Structural and Functional Analysis of Transmembrane Segment VI of the NHE1 Isoform of the Na+/H+ Exchanger

The Na⁺/H⁺ exchanger isoform 1 is a ubiquitously expressed integral membrane protein. It resides on the plasma membrane of cells and regulates intracellular pH in mammals by extruding an intracellular H⁺ in exchange for one extracellular Na⁺. We characterized structural and functional aspects of the transmembrane segment (TM) VI (residues 227–249) by using cysteine scanning mutagenesis and high resolution NMR. Each residue of TM VI was mutated to cysteine in the background of the cysteineless NHE1 protein, and the sensitivity to water-soluble sulfhydryl-reactive compounds (2-(trimethylammonium)ethyl)methanethiosulfonate (MTSET) and (2-sulfonatoethyl)methanethiosulfonate (MTSES) was determined for those residues with significant activity remaining.

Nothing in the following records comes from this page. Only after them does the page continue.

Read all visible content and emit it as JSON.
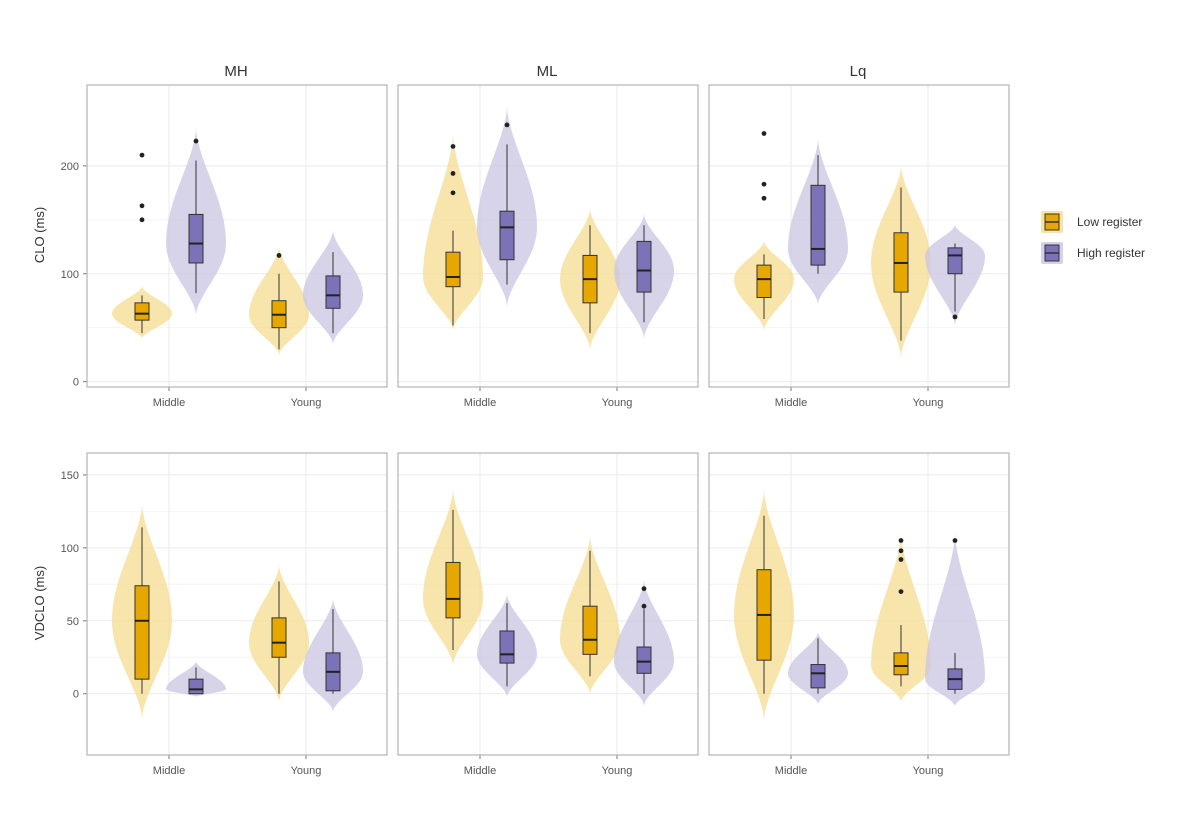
{
  "chart_data": {
    "type": "violin-box",
    "facets": [
      "MH",
      "ML",
      "Lq"
    ],
    "rows": [
      {
        "ylabel": "CLO (ms)",
        "ylim": [
          -5,
          275
        ],
        "yticks": [
          0,
          100,
          200
        ]
      },
      {
        "ylabel": "VDCLO (ms)",
        "ylim": [
          -42,
          165
        ],
        "yticks": [
          0,
          50,
          100,
          150
        ]
      }
    ],
    "x_categories": [
      "Middle",
      "Young"
    ],
    "series": [
      {
        "name": "Low register",
        "color": "#e6a800",
        "violin_color": "#f5dc8f"
      },
      {
        "name": "High register",
        "color": "#7b72b8",
        "violin_color": "#c9c5e3"
      }
    ],
    "legend_position": "right",
    "grid": true,
    "panels": [
      {
        "row": 0,
        "facet": "MH",
        "category": "Middle",
        "series": "Low register",
        "min": 45,
        "q1": 57,
        "median": 63,
        "q3": 73,
        "max": 80,
        "outliers": [
          150,
          163,
          210
        ],
        "violin": [
          40,
          88
        ]
      },
      {
        "row": 0,
        "facet": "MH",
        "category": "Middle",
        "series": "High register",
        "min": 82,
        "q1": 110,
        "median": 128,
        "q3": 155,
        "max": 205,
        "outliers": [
          223
        ],
        "violin": [
          62,
          235
        ]
      },
      {
        "row": 0,
        "facet": "MH",
        "category": "Young",
        "series": "Low register",
        "min": 30,
        "q1": 50,
        "median": 62,
        "q3": 75,
        "max": 100,
        "outliers": [
          117
        ],
        "violin": [
          25,
          125
        ]
      },
      {
        "row": 0,
        "facet": "MH",
        "category": "Young",
        "series": "High register",
        "min": 45,
        "q1": 68,
        "median": 80,
        "q3": 98,
        "max": 120,
        "outliers": [],
        "violin": [
          35,
          140
        ]
      },
      {
        "row": 0,
        "facet": "ML",
        "category": "Middle",
        "series": "Low register",
        "min": 52,
        "q1": 88,
        "median": 97,
        "q3": 120,
        "max": 140,
        "outliers": [
          175,
          193,
          218
        ],
        "violin": [
          48,
          230
        ]
      },
      {
        "row": 0,
        "facet": "ML",
        "category": "Middle",
        "series": "High register",
        "min": 90,
        "q1": 113,
        "median": 143,
        "q3": 158,
        "max": 220,
        "outliers": [
          238
        ],
        "violin": [
          70,
          255
        ]
      },
      {
        "row": 0,
        "facet": "ML",
        "category": "Young",
        "series": "Low register",
        "min": 45,
        "q1": 73,
        "median": 95,
        "q3": 117,
        "max": 145,
        "outliers": [],
        "violin": [
          30,
          160
        ]
      },
      {
        "row": 0,
        "facet": "ML",
        "category": "Young",
        "series": "High register",
        "min": 55,
        "q1": 83,
        "median": 103,
        "q3": 130,
        "max": 145,
        "outliers": [],
        "violin": [
          40,
          155
        ]
      },
      {
        "row": 0,
        "facet": "Lq",
        "category": "Middle",
        "series": "Low register",
        "min": 58,
        "q1": 78,
        "median": 95,
        "q3": 108,
        "max": 118,
        "outliers": [
          170,
          183,
          230
        ],
        "violin": [
          48,
          130
        ]
      },
      {
        "row": 0,
        "facet": "Lq",
        "category": "Middle",
        "series": "High register",
        "min": 100,
        "q1": 108,
        "median": 123,
        "q3": 182,
        "max": 210,
        "outliers": [],
        "violin": [
          72,
          225
        ]
      },
      {
        "row": 0,
        "facet": "Lq",
        "category": "Young",
        "series": "Low register",
        "min": 38,
        "q1": 83,
        "median": 110,
        "q3": 138,
        "max": 180,
        "outliers": [],
        "violin": [
          22,
          200
        ]
      },
      {
        "row": 0,
        "facet": "Lq",
        "category": "Young",
        "series": "High register",
        "min": 65,
        "q1": 100,
        "median": 117,
        "q3": 124,
        "max": 128,
        "outliers": [
          60
        ],
        "violin": [
          52,
          145
        ]
      },
      {
        "row": 1,
        "facet": "MH",
        "category": "Middle",
        "series": "Low register",
        "min": 0,
        "q1": 10,
        "median": 50,
        "q3": 74,
        "max": 114,
        "outliers": [],
        "violin": [
          -17,
          130
        ]
      },
      {
        "row": 1,
        "facet": "MH",
        "category": "Middle",
        "series": "High register",
        "min": 0,
        "q1": 0,
        "median": 3,
        "q3": 10,
        "max": 18,
        "outliers": [],
        "violin": [
          -2,
          22
        ]
      },
      {
        "row": 1,
        "facet": "MH",
        "category": "Young",
        "series": "Low register",
        "min": 0,
        "q1": 25,
        "median": 35,
        "q3": 52,
        "max": 77,
        "outliers": [],
        "violin": [
          -5,
          88
        ]
      },
      {
        "row": 1,
        "facet": "MH",
        "category": "Young",
        "series": "High register",
        "min": 0,
        "q1": 2,
        "median": 15,
        "q3": 28,
        "max": 58,
        "outliers": [],
        "violin": [
          -12,
          65
        ]
      },
      {
        "row": 1,
        "facet": "ML",
        "category": "Middle",
        "series": "Low register",
        "min": 30,
        "q1": 52,
        "median": 65,
        "q3": 90,
        "max": 126,
        "outliers": [],
        "violin": [
          20,
          140
        ]
      },
      {
        "row": 1,
        "facet": "ML",
        "category": "Middle",
        "series": "High register",
        "min": 5,
        "q1": 21,
        "median": 27,
        "q3": 43,
        "max": 62,
        "outliers": [],
        "violin": [
          -2,
          68
        ]
      },
      {
        "row": 1,
        "facet": "ML",
        "category": "Young",
        "series": "Low register",
        "min": 12,
        "q1": 27,
        "median": 37,
        "q3": 60,
        "max": 98,
        "outliers": [],
        "violin": [
          0,
          108
        ]
      },
      {
        "row": 1,
        "facet": "ML",
        "category": "Young",
        "series": "High register",
        "min": 0,
        "q1": 14,
        "median": 22,
        "q3": 32,
        "max": 58,
        "outliers": [
          60,
          72
        ],
        "violin": [
          -8,
          78
        ]
      },
      {
        "row": 1,
        "facet": "Lq",
        "category": "Middle",
        "series": "Low register",
        "min": 0,
        "q1": 23,
        "median": 54,
        "q3": 85,
        "max": 122,
        "outliers": [],
        "violin": [
          -18,
          140
        ]
      },
      {
        "row": 1,
        "facet": "Lq",
        "category": "Middle",
        "series": "High register",
        "min": 0,
        "q1": 4,
        "median": 14,
        "q3": 20,
        "max": 38,
        "outliers": [],
        "violin": [
          -7,
          42
        ]
      },
      {
        "row": 1,
        "facet": "Lq",
        "category": "Young",
        "series": "Low register",
        "min": 5,
        "q1": 13,
        "median": 19,
        "q3": 28,
        "max": 47,
        "outliers": [
          70,
          92,
          98,
          105
        ],
        "violin": [
          -5,
          110
        ]
      },
      {
        "row": 1,
        "facet": "Lq",
        "category": "Young",
        "series": "High register",
        "min": 0,
        "q1": 3,
        "median": 10,
        "q3": 17,
        "max": 28,
        "outliers": [
          105
        ],
        "violin": [
          -8,
          110
        ]
      }
    ]
  }
}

Three residues were essentially inactive when mutated to Cys: Asp²³⁸, Pro²³⁹, and Glu²⁴⁷. Of the remaining residues, proteins with the mutations N227C, I233C, and L243C were strongly inhibited by MTSET, whereas amino acids Phe²³⁰, Gly²³¹, Ala²³⁶, Val²³⁷, Ala²⁴⁴, Val²⁴⁵, and Glu²⁴⁸ were partially inhibited by MTSET. MTSES did not affect the activity of the mutant NHE1 proteins. The structure of a peptide representing TM VI was determined using high resolution NMR spectroscopy in dodecylphosphocholine micelles. TM VI contains two helical regions oriented at an approximate right angle to each other (residues 229–236 and 239–250) surrounding a central unwound region. This structure bears a resemblance to TM IV of the Escherichia coli protein NhaA. The results demonstrate that TM VI of NHE1 is a discontinuous pore-lining helix with residues Asn²²⁷, Ile²³³, and Leu²⁴³ lining the translocation pore.